Estamos viendo que mucha gente se está concentrando en el sistema de pagos; en facilitar el acceso a financiamiento, ya sea para comprarse una casa, para tener cierto dinero para los gastos diarios, comprar inventarios, o cualquier cosa que implique tener un capital para hacer crecer su negocio.
Otro sector es la logística. Esto es interesante en el sentido de que, si alguien está comprando o entregando algo, no necesariamente la empresa hace el mismo recorrido, como presentarlo en una plataforma e ir a entregártelo. 

- ¿Qué condiciones se deben mejorar para proteger las nuevas inversiones?
Hay algunos pilares que serían muy útiles para que con pocos cambios se haga la diferencia. Nosotros -como asociación- participamos en un proyecto de ley de emprendimiento, y en ese sentido teníamos como pilar que Bolivia esté más conectada con la región y el mundo a través de las investigaciones y de personas que quieren hacer negocios en el país.
Actualmente es muy difícil, si eres extranjero, ya sea para que vengas a hacer negocios, dar una cátedra o investigación a Bolivia. Es muy complicado navegar en el sistema migratorio del país.

Debería existir una manera más fácil si a nosotros, como país, nos interesa recibir este tipo de experiencia de intercambio: académico, cultural y de negocios que nos pongan en otro nivel. La cuestión migratoria debe ser básica. Segundo, debe ser mucho más fácil arrancar un negocio.

En Bolivia comenzar un negocio te cuestas alrededor del 20% de lo que ganarías en un año en sueldo promedio no muy alto, frente a otros países que es un 2 o 3%. Entonces, es una inversión considerable. Son como tres meses de sueldo que ahorraste lo que tendrías que usar para establecer legalmente tu negocio y eso es una complicación a sí mismo.

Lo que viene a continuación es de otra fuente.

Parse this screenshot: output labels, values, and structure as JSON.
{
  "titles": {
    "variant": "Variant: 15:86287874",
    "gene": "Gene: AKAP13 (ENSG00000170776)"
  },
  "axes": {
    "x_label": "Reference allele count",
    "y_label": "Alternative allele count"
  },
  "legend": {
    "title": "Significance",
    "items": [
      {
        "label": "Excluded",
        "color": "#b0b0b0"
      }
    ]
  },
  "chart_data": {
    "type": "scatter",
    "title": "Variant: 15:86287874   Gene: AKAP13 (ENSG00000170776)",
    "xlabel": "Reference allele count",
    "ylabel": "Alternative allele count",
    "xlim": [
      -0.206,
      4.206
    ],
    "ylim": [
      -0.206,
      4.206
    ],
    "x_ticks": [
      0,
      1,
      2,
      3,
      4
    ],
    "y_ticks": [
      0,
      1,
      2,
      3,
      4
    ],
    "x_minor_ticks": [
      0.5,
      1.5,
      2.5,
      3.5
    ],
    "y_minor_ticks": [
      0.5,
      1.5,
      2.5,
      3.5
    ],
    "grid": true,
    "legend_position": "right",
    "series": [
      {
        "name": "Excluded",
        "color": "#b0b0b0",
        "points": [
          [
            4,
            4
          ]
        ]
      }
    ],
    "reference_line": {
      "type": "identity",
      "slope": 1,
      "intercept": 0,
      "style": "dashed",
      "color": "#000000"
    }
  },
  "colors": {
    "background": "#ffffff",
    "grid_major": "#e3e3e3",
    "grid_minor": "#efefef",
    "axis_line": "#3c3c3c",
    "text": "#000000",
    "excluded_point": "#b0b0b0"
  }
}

_¿Qué tan importante es el sector emprendedor?
Si nos ponemos a pensar en cifras, seguramente más del 90% de los negocios en el país son pequeños y medianos emprendedores, alguien que tiene un negocio individual o con un par de socios que está tratando de armar algo interesante para su mercado. Si no incentivamos que las personas se animen a dar esos pasos, nos estamos estancando en el país.